Spring is in the air, and many of us are rejoicing, including local wildlife! In fact, due to the recent warm and rainy weather, the NY State Department of Environmental Conservation (DEC) expects salamanders and frogs to begin their annual breeding migrations in Hudson Valley. They are asking drivers to be cautious to help these amphibians cross the road safely.
Amphibians Will Soon Be on the Move
As temperatures rise and the snow melts in mid-March to mid-April, Hudson Valley forest species like the wood frog, spotted salamander, and Jefferson blue-spotted salamander complex emerge from their underground winter shelters and seek woodland pools for breeding. These pools are a critical breeding habitat for this group of amphibians, and to reach them, the creatures often need to cross roads.
Although the timing of this annual breeding migration is weather-dependent, it typically begins after the ground has thawed and night air temperatures remain at 40 degrees Fahrenheit.

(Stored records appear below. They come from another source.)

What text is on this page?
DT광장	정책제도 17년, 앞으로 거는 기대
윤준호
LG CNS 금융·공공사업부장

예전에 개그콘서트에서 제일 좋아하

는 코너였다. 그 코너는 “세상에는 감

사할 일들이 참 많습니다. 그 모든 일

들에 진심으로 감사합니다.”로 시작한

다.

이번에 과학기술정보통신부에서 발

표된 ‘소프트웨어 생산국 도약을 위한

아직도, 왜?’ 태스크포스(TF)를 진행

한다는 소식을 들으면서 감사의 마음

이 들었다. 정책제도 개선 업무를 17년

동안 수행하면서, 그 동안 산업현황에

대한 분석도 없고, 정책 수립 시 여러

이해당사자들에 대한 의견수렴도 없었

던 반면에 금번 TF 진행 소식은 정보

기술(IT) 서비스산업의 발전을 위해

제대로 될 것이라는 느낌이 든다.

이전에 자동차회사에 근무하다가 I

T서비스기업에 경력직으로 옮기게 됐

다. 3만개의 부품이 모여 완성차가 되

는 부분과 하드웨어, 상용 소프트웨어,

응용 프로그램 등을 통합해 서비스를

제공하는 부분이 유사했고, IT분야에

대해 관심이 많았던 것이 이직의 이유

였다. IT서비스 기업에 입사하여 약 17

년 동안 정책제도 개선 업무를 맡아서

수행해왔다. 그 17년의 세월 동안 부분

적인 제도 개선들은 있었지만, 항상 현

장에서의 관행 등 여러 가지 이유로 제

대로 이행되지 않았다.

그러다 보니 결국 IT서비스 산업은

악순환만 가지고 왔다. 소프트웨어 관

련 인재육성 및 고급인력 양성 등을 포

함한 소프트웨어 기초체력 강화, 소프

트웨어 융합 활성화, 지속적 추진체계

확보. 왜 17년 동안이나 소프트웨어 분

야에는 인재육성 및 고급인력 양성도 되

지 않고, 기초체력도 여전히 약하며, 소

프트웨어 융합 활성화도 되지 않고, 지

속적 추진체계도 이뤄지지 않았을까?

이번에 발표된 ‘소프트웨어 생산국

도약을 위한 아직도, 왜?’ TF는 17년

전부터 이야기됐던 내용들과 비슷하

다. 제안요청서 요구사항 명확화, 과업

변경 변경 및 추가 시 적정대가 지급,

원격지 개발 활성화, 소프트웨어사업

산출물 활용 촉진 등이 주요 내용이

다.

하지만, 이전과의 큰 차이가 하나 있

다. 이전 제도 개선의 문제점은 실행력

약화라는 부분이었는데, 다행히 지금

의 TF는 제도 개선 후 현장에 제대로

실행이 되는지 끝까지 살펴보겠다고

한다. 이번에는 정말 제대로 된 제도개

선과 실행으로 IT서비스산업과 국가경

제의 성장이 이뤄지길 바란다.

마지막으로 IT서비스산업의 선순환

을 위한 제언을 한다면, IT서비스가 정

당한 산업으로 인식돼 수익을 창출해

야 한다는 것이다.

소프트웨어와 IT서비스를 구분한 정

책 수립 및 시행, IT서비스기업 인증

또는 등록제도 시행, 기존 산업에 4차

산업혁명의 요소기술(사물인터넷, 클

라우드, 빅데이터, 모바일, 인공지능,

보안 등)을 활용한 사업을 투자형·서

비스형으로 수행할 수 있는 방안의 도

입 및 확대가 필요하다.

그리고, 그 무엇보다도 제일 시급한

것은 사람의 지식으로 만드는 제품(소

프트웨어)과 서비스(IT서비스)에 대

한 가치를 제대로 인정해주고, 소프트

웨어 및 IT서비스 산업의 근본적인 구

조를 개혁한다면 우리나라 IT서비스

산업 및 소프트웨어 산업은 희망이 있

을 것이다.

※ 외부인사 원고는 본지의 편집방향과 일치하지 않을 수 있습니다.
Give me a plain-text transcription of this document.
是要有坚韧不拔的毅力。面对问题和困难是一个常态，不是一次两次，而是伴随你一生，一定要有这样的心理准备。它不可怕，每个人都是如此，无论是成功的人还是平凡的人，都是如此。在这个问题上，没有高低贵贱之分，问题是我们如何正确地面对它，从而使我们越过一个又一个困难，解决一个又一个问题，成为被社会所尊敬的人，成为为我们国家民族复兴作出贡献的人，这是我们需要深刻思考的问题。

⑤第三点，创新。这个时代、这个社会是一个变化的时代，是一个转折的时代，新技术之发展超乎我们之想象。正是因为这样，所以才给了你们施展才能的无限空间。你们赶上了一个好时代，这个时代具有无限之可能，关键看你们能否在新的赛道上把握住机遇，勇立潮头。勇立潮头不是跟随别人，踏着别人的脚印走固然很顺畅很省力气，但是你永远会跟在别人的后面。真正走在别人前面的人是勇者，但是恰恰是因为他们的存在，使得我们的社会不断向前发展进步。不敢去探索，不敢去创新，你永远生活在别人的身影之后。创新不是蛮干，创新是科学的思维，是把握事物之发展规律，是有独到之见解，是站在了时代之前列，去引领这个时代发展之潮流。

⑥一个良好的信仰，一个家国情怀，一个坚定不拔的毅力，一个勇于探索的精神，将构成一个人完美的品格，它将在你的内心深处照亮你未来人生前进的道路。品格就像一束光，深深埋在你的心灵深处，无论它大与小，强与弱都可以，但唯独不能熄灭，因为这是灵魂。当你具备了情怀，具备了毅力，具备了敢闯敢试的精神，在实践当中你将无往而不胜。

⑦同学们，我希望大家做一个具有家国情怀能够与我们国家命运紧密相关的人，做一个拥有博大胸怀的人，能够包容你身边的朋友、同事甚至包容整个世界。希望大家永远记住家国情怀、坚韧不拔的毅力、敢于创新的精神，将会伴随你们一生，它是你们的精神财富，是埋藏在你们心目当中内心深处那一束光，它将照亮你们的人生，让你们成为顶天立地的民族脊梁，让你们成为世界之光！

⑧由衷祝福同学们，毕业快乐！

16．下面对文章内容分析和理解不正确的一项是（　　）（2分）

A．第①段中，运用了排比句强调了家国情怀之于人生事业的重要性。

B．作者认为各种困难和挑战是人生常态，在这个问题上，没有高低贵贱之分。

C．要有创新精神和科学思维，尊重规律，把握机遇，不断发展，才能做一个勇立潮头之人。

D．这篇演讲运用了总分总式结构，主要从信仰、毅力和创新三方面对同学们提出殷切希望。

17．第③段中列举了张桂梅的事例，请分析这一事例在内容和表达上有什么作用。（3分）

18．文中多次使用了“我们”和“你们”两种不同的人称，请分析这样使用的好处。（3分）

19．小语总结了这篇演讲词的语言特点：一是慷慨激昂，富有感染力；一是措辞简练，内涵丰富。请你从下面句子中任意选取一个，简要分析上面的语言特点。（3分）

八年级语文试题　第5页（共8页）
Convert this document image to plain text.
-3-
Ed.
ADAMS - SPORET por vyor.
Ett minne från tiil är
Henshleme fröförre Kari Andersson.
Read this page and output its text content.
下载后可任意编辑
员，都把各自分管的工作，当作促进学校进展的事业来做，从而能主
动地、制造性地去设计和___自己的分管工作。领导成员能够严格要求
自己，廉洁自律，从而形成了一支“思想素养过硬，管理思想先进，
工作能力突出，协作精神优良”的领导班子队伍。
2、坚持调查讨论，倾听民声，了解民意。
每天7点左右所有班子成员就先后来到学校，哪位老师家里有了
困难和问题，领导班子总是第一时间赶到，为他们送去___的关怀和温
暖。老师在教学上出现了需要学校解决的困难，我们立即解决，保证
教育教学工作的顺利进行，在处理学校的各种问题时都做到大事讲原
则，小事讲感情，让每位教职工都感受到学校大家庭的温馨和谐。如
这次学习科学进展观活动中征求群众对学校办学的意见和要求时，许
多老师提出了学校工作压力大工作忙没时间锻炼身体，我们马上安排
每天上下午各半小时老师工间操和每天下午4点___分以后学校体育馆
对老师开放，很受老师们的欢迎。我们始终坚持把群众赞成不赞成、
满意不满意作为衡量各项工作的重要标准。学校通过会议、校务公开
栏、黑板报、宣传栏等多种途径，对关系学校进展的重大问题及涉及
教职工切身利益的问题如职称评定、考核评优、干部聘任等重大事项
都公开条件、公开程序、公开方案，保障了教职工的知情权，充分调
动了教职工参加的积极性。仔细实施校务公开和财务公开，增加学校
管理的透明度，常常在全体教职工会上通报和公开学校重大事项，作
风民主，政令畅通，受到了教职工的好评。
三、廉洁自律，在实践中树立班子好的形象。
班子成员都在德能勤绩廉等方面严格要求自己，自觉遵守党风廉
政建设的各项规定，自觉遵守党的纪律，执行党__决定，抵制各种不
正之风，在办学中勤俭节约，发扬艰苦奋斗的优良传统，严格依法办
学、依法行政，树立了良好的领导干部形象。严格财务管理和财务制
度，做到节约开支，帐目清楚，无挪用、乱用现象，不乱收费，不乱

According to the DEC, when conditions are just right, there can be explosive “big night” migrations with hundreds of frogs and salamanders on the move.
“Amphibians contribute to a healthy, functioning ecosystem and during this time of year, road mortality poses a significant threat to forest species that migrate to woodland pools for breeding,” said DEC Commissioner Basil Seggos in a press release.
Starting this month, community volunteers throughout the Hudson Valley will observe migrations, record weather and traffic conditions, identify and count amphibians on the move, and carefully help them cross roads as part of the DEC’s Amphibian Migrations and Road Crossings Project.
New volunteers are welcome to train themselves and learn more on the DEC’s website: https://www.dec.ny.gov/lands/51925.html
From mid-March to mid-April, drivers are asked to proceed with caution during warm, rainy nights, in case there are amphibians crossing the road.